I draw in a breath, “So I was right?” I ball my fists at my sides. “He is my triplet?”

“You have to understand, it was the only way to arrive at some kind of settlement within the family.”

“Settlement?” I scowl, “What are you talking about?”

“Sit down, will you?” She turns to Michael, “Please, sit down and hear me out, all of you,” she looks at each of my brothers in turn. “please?” She turns to me, “Give me a chance to explain.”

It’s exactly what my Flower had asked of me, and I had refused her. Will I do the same to Nonna now?

I turn to leave, but Seb grasps my shoulder. “Just hear her out, will you?” he murmurs.

“And why should I do that? She’s hidden something so big…something life-changing, from all of us, but especially me. Do you understand what it means to realize that you had a soul-brother, a life-mirror to yours alive but having never had the chance to meet him until now?”

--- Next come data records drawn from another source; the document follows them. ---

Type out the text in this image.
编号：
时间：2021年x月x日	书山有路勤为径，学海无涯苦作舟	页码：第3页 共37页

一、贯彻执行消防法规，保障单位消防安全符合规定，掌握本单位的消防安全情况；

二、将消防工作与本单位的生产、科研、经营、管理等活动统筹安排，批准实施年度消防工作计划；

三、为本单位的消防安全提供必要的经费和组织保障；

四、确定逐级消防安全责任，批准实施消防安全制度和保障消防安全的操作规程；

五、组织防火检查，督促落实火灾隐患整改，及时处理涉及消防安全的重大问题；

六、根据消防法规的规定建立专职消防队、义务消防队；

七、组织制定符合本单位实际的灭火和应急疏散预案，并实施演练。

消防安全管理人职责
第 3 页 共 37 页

“I know how it is to have a brother I never knew about.” He tilts his head, “I can’t claim to understand how it is to have lost a twin only to find a triplet, but I know how it is to lose a brother I loved, and to find I may have a chance of gaining back another,” he peers into my face, “so trust me when I say that you want to listen to this or you’ll regret it forever.”

I hesitate, then nod. “Okay,” I pivot and face Nonna, “You have five minutes to tell me what happened, and if you hide anything from me this time-”

“I won’t,” she raises a hand, “I promise. Will you have a seat now?”